AI-driven technology does not speed up lung cancer diagnosis
24 March 2026
Publish date: 24 March 2026
Using artificial intelligence tools to read thousands of chest X-rays and prioritise abnormal ones did not lead to faster lung cancer diagnoses, according to a new study led by researchers from UCLH, UCL and the University of Nottingham.
The LungIMPACT trial, the largest randomised trial of its kind and led from UCLH, ran across five NHS trusts in England and found no significant reduction in the time from X-ray to cancer diagnosis when AI flagged abnormal scans so that a radiologist could prioritise these for early review. The study, published today in Nature Medicine, only tested the impact of AI prioritisation and did not change the usual care pathway.
AI prioritisation did speed up one part of the process: the median time for a radiologist to report on a chest X-ray fell from 47 hours to 34 hours. But this improvement did not cascade into faster progress through the rest of the diagnostic pathway.

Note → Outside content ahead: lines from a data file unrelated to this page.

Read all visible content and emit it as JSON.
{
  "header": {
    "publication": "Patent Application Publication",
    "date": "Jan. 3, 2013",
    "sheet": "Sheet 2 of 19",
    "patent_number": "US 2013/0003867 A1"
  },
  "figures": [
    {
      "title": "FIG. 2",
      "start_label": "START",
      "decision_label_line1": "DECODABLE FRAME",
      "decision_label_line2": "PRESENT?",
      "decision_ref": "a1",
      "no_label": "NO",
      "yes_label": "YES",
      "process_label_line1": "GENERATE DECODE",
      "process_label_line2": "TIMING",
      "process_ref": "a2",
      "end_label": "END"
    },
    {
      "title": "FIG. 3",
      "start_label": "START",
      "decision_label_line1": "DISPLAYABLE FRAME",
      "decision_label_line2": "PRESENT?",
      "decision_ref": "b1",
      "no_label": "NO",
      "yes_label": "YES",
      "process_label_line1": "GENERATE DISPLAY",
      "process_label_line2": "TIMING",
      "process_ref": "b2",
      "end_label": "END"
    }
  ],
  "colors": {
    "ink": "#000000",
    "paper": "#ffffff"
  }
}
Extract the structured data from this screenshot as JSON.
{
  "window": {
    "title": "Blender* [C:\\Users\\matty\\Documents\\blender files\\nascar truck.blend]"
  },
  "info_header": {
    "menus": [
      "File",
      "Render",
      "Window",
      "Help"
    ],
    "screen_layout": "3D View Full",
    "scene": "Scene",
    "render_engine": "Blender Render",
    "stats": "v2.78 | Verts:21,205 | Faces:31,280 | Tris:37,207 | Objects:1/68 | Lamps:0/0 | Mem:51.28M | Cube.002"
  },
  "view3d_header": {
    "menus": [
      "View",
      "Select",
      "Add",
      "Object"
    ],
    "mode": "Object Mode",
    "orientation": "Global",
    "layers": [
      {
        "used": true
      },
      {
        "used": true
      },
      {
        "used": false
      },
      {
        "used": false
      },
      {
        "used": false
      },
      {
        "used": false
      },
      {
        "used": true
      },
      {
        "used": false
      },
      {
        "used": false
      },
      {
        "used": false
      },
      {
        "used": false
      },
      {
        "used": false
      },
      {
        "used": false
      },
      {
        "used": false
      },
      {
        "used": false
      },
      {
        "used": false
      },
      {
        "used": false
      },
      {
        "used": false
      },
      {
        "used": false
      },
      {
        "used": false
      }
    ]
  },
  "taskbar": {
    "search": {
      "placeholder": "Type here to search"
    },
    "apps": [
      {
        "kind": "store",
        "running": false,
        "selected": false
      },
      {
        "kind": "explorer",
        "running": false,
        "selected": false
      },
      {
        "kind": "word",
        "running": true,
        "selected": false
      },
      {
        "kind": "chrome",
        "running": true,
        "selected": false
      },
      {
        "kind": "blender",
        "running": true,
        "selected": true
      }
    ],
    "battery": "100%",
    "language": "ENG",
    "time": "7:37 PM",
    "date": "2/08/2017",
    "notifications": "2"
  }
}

Referral rates, treatment start times, and cancer stage at diagnosis were all comparable across both groups.
UCLH consultant radiographer and UCL honorary associate professor Nick Woznitza, the principal investigator of the trial, said: “The hypothesis was that getting the X-ray reported faster would cascade into a faster diagnosis, but the NHS system simply could not respond at the same pace.
“The bottleneck isn’t the reporting; it’s everything that happens next: telling the patient, the CT appointment, the clinic slot, the multidisciplinary meeting. We’ve shown that AI prioritisation, by itself, cannot fix that,” Dr Woznitza added.
Some of the key findings of the trial include:
Among the 558 patients diagnosed with lung cancer during the trial, the median time from chest X-ray to diagnosis was 44 days with AI prioritisation and 46 days without – a two-day difference that was deemed not significant. The median time from X-ray to the more detailed CT scan was identical in both groups at 53 days. The median time from chest X-ray to a fast-tracked CT scan (because cancer was suspected) was six days with AI prioritisation and seven days without, again not deemed significant.
A closer examination of patients ultimately diagnosed with cancer revealed a stark pattern. When both the AI and the radiologist judged an X-ray as abnormal, the median time to cancer diagnosis was 38 days. When both judged it as normal (X-rays detect only four out of five cancers), the median time stretched to 177 days, nearly five months.
There were 53 cases where the AI flagged the X-ray as abnormal, but the radiologist’s report did not identify an abnormality. These patients waited a median of 106 days for their cancer diagnosis, significantly longer than when both agreed. The researchers say this group warrants urgent further investigation, as some could have been diagnosed at an earlier stage.
UCLH consultant radiologist and UCL honorary associate professor Arjun Nair said: “The cases where the AI spotted something the radiologist did not flag are the ones that interest us most. These patients waited much longer for a diagnosis. We need to understand whether there is a pattern, as this has implications not just for how we use the AI to spot these cases earlier, but also potentially how we train radiologists and radiographers of the future.”
The NHS’s own National Optimal Lung Cancer Pathway (NOLCP) specifies that patients should progress from a suspicious chest X-ray to a CT scan within 72 hours – ideally on the same day. The trial found that of more than 93,000 X-rays analysed, only 172 CT scans were performed on the same day, and just 477 within the 72-hour window. The NOLCP standard is being routinely missed regardless of whether AI prioritisation is active.
The authors argue that what is needed is not AI prioritisation alone, but a redesign of the whole pathway so that when AI flags a suspicious X-ray, a coordinated series of actions (CT booking, clinical review, specialist referral) is automatically triggered before the patient leaves the department. This will take investment in infrastructure and workforce, not just AI, the study concludes.
University of Nottingham professor of medicine David Baldwin, who is also consultant respiratory physician at Nottingham University Hospitals NHS Trust and chief investigator of the study, said: “The technology is maturing, we need to understand how busy departments can benefit most given the challenges they face.
“And the pathway is not ready for this. If we want AI to make a real difference to lung cancer outcomes, we need to redesign how the NHS responds when the AI raises an alert, and that means better coordination, more resource, and a genuine commitment to same-day action,” Professor Baldwin added.
The trial was supported by the National Institute for Health and Care Research Biomedical Research Centre at UCLH.